Setelah acara pernikahan mereka selesai, aku sangat bahagia. Bahagia karena sebentar lagi semua beban dan sakit yang kualami saat ini akan berhenti dan menghilang.
Sepanjang perjalanan pulang aku mengingat masa lalu. Masa-masa bahagia antara aku dan Jae Hyun. Masa-masa bahagia setelah Dasom datang ke hidup kami. Perasaan senang karena saling memiliki. Perasaan bahagia saat kami bersama.
Tapi, ada yang berbeda. Aku, Jae Hyun, dan Dasom memang sama-sama merasa senang dan bahagia. Tapi mereka hanya merasa bahagia. Tidak sepertiku yang merasakan sakit teramat dalam.
Hatiku mulai tidak kuat lagi menahan sakit yang begitu besar, hingga akhirnya tumpah. Aku berhenti di pinggir jalan karena jalan sudah terlihat tidak jelas lagi. Semuanya sudah buram, tidak jelas karena air mataku menghalanginya. Aku menangis saat itu. Perasaan sakit yang kupendam selama ini keluar. Perasaan sedih, kecewa, marah, kesal. Mengapa aku harus menjalani hidup seperti ini? Mengapa aku baru menyadari perasaanku terhadapmu setelah aku mencintaimu sejauh ini? Mengapa hidupku tidak bisa berakhir bahagia seperti hidup orang lain? Mengapa aku harus merasakan sakit hati sedalam ini? Aku terus bertanya, terus bertanya. Tapi, tidak satupun kutemukan jawabannya.
Kau bisa bilang ini takdir. Ya, ini adalah takdirku. Untuk mencintaimu. Untuk merasakan sakit karena mencintaimu. Untuk merasakan cinta terlarang ini. Untuk berpura-pura tersenyum setiap aku melihatmu dengan dia.
Dan lagi-lagi, pertanyaan yang sudah kuajukan berpuluh-puluh kali, "Tapi aku bisa apa?" Aku tidak memiliki pilihan apapun. Aku tidak mungkin menyatakan cinta ini untukmu. Kau pasti marah, jijik, dan tidak ingin mengenalku lagi. Aku juga tidak mungkin menjauh darimu. Hidup tanpamu itu seperti bukan hidup. Kau itu hidupku. Surgaku. Jadi, pilihan apa yang kupunya selain diam? Tidak ada. Aku hanya bisa diam karena itu satu-satunya jalan aku bisa terus bersamamu, dan melihat senyummu, tawamu, walaupun itu bukan untukku.
Awalnya, aku sempat berpikir bahwa mungkin setelah melihatmu bahagia dengan orang yang kau cintai, aku bisa memulai hidup yang baru. Tapi aku salah. Aku tidak bisa. Aku tidak bisa hidup tanpamu. Telalu banyak tawa, canda. Terlalu banyak kenangan. Terlalu banyak bahagia. Terlalu banyak sakit.
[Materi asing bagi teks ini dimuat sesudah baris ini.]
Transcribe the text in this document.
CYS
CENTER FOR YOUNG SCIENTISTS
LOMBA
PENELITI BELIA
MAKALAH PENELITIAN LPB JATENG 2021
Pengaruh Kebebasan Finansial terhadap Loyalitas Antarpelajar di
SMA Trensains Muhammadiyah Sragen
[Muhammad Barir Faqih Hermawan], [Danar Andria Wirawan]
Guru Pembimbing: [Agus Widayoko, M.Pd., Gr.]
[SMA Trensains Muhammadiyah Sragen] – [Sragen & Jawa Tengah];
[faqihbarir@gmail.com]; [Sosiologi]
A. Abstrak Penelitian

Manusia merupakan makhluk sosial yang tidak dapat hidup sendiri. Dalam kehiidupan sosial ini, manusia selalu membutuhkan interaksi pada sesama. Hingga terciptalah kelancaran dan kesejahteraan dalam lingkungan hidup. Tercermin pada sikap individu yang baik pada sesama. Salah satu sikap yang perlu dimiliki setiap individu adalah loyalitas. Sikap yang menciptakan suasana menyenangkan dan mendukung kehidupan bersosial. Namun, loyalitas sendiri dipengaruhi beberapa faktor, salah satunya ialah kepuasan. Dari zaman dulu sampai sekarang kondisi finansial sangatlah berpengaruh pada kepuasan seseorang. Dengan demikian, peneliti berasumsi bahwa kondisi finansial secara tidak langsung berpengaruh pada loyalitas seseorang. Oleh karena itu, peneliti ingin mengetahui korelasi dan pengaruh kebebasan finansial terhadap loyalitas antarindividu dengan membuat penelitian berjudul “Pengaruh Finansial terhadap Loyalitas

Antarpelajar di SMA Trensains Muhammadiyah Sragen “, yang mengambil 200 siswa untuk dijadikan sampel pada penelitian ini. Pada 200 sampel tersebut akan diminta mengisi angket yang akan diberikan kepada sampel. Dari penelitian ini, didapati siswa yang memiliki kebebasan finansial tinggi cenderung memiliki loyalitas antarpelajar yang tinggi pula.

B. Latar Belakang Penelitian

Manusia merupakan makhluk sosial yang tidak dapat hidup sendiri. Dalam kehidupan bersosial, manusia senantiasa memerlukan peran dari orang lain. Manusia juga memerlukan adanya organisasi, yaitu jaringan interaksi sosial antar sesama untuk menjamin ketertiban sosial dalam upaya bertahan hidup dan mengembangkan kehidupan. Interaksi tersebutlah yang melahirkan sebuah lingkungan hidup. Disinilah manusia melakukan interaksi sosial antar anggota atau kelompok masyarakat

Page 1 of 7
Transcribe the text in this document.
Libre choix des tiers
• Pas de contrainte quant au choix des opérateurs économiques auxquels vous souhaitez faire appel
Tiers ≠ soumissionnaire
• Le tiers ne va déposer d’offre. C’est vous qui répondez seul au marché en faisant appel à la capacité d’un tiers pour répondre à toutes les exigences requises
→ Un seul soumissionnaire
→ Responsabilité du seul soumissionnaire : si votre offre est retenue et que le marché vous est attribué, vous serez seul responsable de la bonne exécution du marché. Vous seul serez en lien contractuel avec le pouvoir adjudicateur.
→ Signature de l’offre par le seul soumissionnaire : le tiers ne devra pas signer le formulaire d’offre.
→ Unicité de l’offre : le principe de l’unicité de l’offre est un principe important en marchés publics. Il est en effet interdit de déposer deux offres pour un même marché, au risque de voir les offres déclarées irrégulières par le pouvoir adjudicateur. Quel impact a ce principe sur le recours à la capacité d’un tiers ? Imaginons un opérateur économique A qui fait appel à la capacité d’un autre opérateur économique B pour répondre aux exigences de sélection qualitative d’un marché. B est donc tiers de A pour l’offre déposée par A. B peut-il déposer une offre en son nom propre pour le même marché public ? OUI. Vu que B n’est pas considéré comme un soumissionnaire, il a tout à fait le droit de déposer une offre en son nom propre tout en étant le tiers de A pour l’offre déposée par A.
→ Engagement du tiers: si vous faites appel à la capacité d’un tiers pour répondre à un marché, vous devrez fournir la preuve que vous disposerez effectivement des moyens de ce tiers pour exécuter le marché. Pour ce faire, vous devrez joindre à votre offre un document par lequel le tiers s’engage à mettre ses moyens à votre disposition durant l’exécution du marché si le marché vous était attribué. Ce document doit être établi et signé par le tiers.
Walaupun aku telah terluka berkali-kali, perasaan cintaku untukmu tidak berkurang. Sama sekali.
Aku akan selalu mendoakanmu agar bisa hidup bahagia dengannya. Aku yakin, ialah orang yang memang pantas untuk seseorang seperti kau.
Aku mengambil foto dalam sakuku yang baru saja diambil tadi. Foto dengan Dasom diantara aku dan Jae Hyun. Aku merobek foto itu menjadi dua. Dengan tidak sengaja, merobek wajah cantik Dasom difoto itu. Lalu, aku menggabungkan dua belahan foto itu menjadi satu. Aku dan Jae Hyun. Hanya sebentar, bolehkan aku meminjam Jae Hyun sebentar untuk digunakan dalam khayalanku sebelum aku pergi?
Untuk sahabatku, Ahn Jae Hyun…
Maaf kalau aku berani mengatakan ini. Tapi, aku harus mengatakannya walaupun saat kau membaca surat ini, aku sudah tidak ada bersamamu lagi. Sejujurnya, aku takut. Aku takut kau akan membenciku dan merasa jijik padaku. Tapi, aku harus tetap mengatakannya. Setidaknya, kau tahu perasaanku padamu.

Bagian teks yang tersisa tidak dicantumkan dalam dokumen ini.